The controversial book 'Cuban Privilege', on Díaz-Canel's table

The controversial book ‘Cuban Privilege’, on Díaz-Canel’s table

Few Cubans will have noticed the title of the book that Miguel Díaz-Canel had on his desk this Sunday, before traveling to Argentina. During his message, broadcast on Cuban Television, the camera partially covered his office and, for a few seconds, focused on the cover of the controversial essay Cuban Privilege (Cambridge University Press, 2022), by American Susan Eckstein.

The presentation of Eckstein’s book in Miami motivated a bitter controversy at the Florida International University (FIU), in addition to a protest by Cuban civil society on the premises of that institution.

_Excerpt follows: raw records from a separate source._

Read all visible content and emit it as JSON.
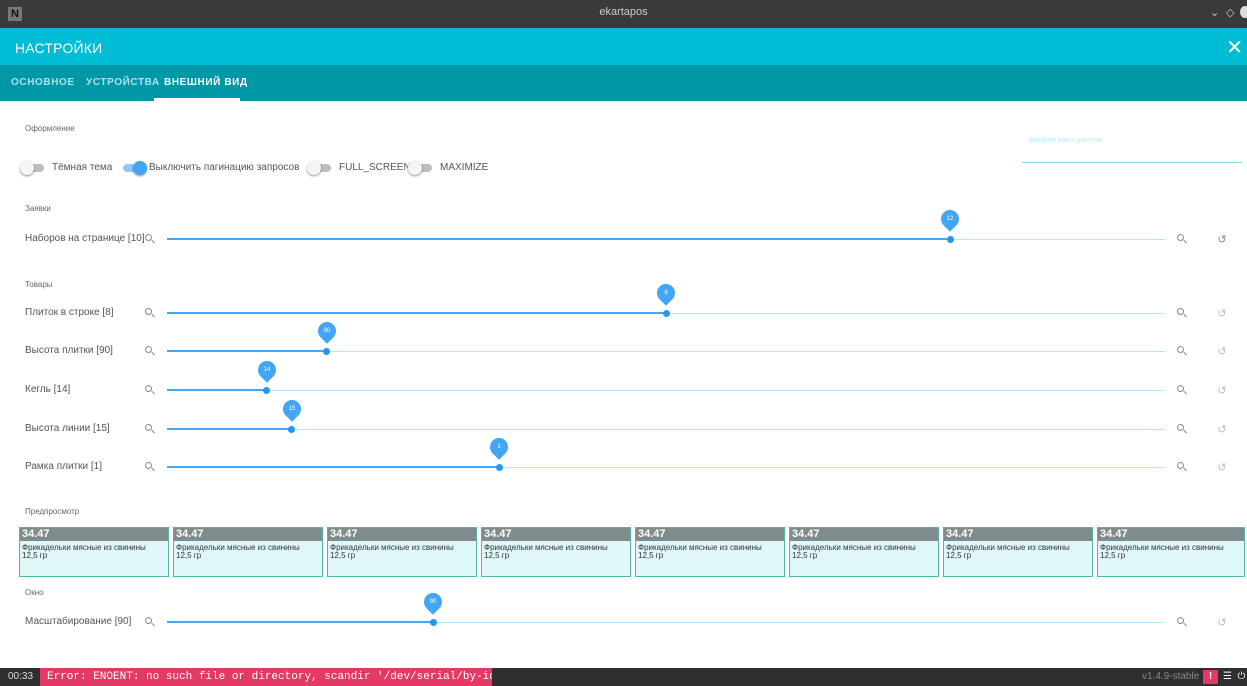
{
  "window": {
    "title": "ekartapos",
    "app_icon_glyph": "N"
  },
  "header": {
    "title": "НАСТРОЙКИ",
    "close_icon": "close-icon"
  },
  "tabs": [
    {
      "label": "ОСНОВНОЕ",
      "active": false
    },
    {
      "label": "УСТРОЙСТВА",
      "active": false
    },
    {
      "label": "ВНЕШНИЙ ВИД",
      "active": true
    }
  ],
  "access_key": {
    "label": "Введите ключ доступа",
    "value": "····"
  },
  "sections": {
    "appearance": "Оформление",
    "orders": "Заявки",
    "goods": "Товары",
    "preview": "Предпросмотр",
    "window": "Окно"
  },
  "toggles": [
    {
      "label": "Тёмная тема",
      "on": false
    },
    {
      "label": "Выключить пагинацию запросов",
      "on": true
    },
    {
      "label": "FULL_SCREEN",
      "on": false
    },
    {
      "label": "MAXIMIZE",
      "on": false
    }
  ],
  "sliders": [
    {
      "label": "Наборов на странице [10]",
      "value": "12",
      "level": 0.785,
      "reset_active": true
    },
    {
      "label": "Плиток в строке [8]",
      "value": "8",
      "level": 0.5,
      "reset_active": false
    },
    {
      "label": "Высота плитки [90]",
      "value": "90",
      "level": 0.16,
      "reset_active": false
    },
    {
      "label": "Кегль [14]",
      "value": "14",
      "level": 0.1,
      "reset_active": false
    },
    {
      "label": "Высота линии [15]",
      "value": "15",
      "level": 0.125,
      "reset_active": false
    },
    {
      "label": "Рамка плитки [1]",
      "value": "1",
      "level": 0.333,
      "reset_active": false
    },
    {
      "label": "Масштабирование [90]",
      "value": "90",
      "level": 0.267,
      "reset_active": false
    }
  ],
  "preview_tiles": [
    {
      "price": "34.47",
      "name": "Фрикадельки мясные из свинины",
      "weight": "12,5 гр"
    },
    {
      "price": "34.47",
      "name": "Фрикадельки мясные из свинины",
      "weight": "12,5 гр"
    },
    {
      "price": "34.47",
      "name": "Фрикадельки мясные из свинины",
      "weight": "12,5 гр"
    },
    {
      "price": "34.47",
      "name": "Фрикадельки мясные из свинины",
      "weight": "12,5 гр"
    },
    {
      "price": "34.47",
      "name": "Фрикадельки мясные из свинины",
      "weight": "12,5 гр"
    },
    {
      "price": "34.47",
      "name": "Фрикадельки мясные из свинины",
      "weight": "12,5 гр"
    },
    {
      "price": "34.47",
      "name": "Фрикадельки мясные из свинины",
      "weight": "12,5 гр"
    },
    {
      "price": "34.47",
      "name": "Фрикадельки мясные из свинины",
      "weight": "12,5 гр"
    }
  ],
  "status": {
    "time": "00:33",
    "error": "Error: ENOENT: no such file or directory, scandir '/dev/serial/by-id'",
    "version": "v1.4.9-stable"
  },
  "colors": {
    "primary": "#00bcd4",
    "tabs": "#0097a7",
    "accent": "#42a5f5",
    "error": "#e53965",
    "reset_active": "#9575cd"
  }
}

Cuban Privilegea socio-historical study on migration policies from the US to Cuba, this year saw two of its author’s suggestions fulfilled: that Cubans cross the border with Mexico be controlled and that certain benefits offered to Cubans be extended to other migrants – Venezuelans, Haitians and Nicaraguans.

Díaz-Canel’s propaganda intention is made even more evident by the fact that the president does not speak English, the language in which the volume is written.

That Díaz-Canel now places it in the foreground, on his desk and before leaving for an international meeting, offers a clear message about the opinion of the Cuban Government regarding Cuban Privilege. If at the time the official press avoided entering into the discussion – they hardly dedicated a propaganda segment to Eckstein on the program with edge– Now it is the government leadership that endorses and celebrates the book.

Díaz-Canel’s propaganda intention is made even more evident by the fact that the president does not speak English, the language in which the volume is written. His attempts to express himself in this language on international stages, during a recent tour of the Caribbean, caused numerous ridicule on social networks.

The context chosen by Díaz-Canel to allow himself to be recorded with Cuban Privilege he is also eloquent. Havana and Washington have come closer again to discuss, precisely, the issues handled by Eckstein in his essay: the need for both governments to regain control over the migratory phenomenon, establish their own rules and curb the influence of the Cuban opposition in the American exile.

It was this same exile who disapproved of Eckstein’s presentation in Miami and accused her of promoting “anti-Cuban sentiments,” in addition to stating that her book had been “dictated from Havana.” During the reply, at the FIU, the politician Orlando Gutiérrez-Boronat pointed out to Eckstein that Cuban Privilege it had been written from an “ideological prejudice” that discredited her: her sympathies for Havana.

With the book on his desk, Díaz-Canel returns the favor to Eckstein and tries to wash off his image as a boring and illiterate politician. To the title of doctor, the “casual” recordings and the shirts rolled up “Obama style”, Díaz-Canel now adds the image of the reading president.